A decisão foi uma forma de protesto após o presidente Jair Bolsonaro receber a mesma homenagem esta semana.
Ele enviou a medalha junto com uma carta na qual afirma ter sentido “imensa surpresa e natural espanto” ao descobrir que Bolsonaro havia sido condecorado.
No texto, Possuelo relembra que Bolsonaro é conhecido por se opor a pautas indígenas e citou frase do presidente dita quando era deputado. “A cavalaria brasileira foi muito incompetente. Competente, sim, foi a cavalaria norte-americana, que dizimou seus índios no passado e hoje em dia não tem esse problema no país’.’
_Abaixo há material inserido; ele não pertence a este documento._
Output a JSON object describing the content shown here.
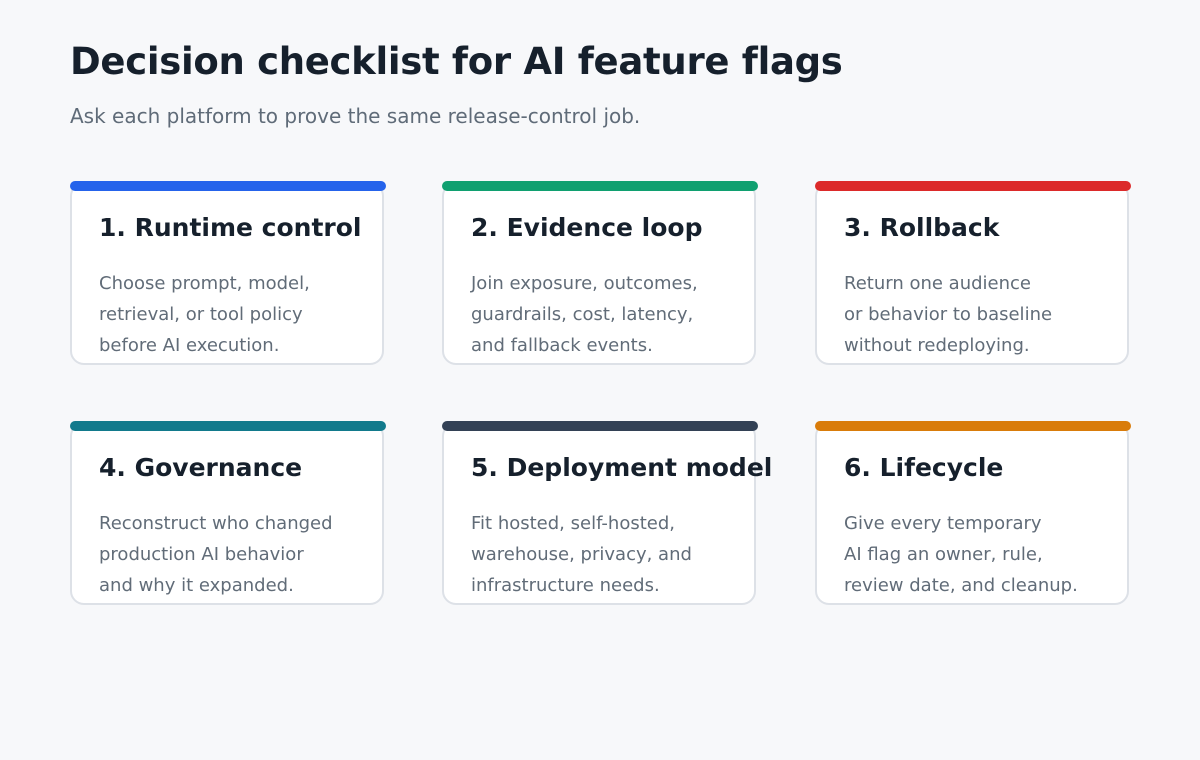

Ainda segundo a carta, ao entregar a medalha a Bolsonaro, a homenagem “perdeu toda a razão pela qual, em 1972, foi criada”.
O indigenista, reconhecido internacionalmente pelos trabalhos de aproximação com tribos isoladas, afirmou ainda que a concessão da medalha a Bolsonaro é “um flagrante, descomunal, ostensiva contradição em relação a tudo que vivi”.
Sertanista, Sydney Possuelo atuou com os irmãos Villas Boas. Ele viveu por várias décadas nas florestas brasileiras e participou do contato com diversos povos indígenas.
Um dos principais responsáveis pela demarcação das terras Yanomamis, Sydney hoje é contrário ao contato com os poucos povos indígenas que ainda vivem isolados na Amazônia.
A medalha é entregue como forma de homenagear pessoas que se destacaram na proteção ou na promoção dos direitos dos povos indígenas.
O ministro da Justiça, Anderson Torres, concedeu na quarta-feira a Medalha do Mérito Indigenista a Bolsonaro.
O ministro Torres também entregou a si próprio a medalha. Também receberam o mesmo agrado outros nove ministros, entre eles Braga Netto (Defesa), Tereza Cristina (Agricultura), Damares Alves (Mulher, Família e Direitos Humanos) e Augusto Heleno (Gabinete de Segurança Institucional).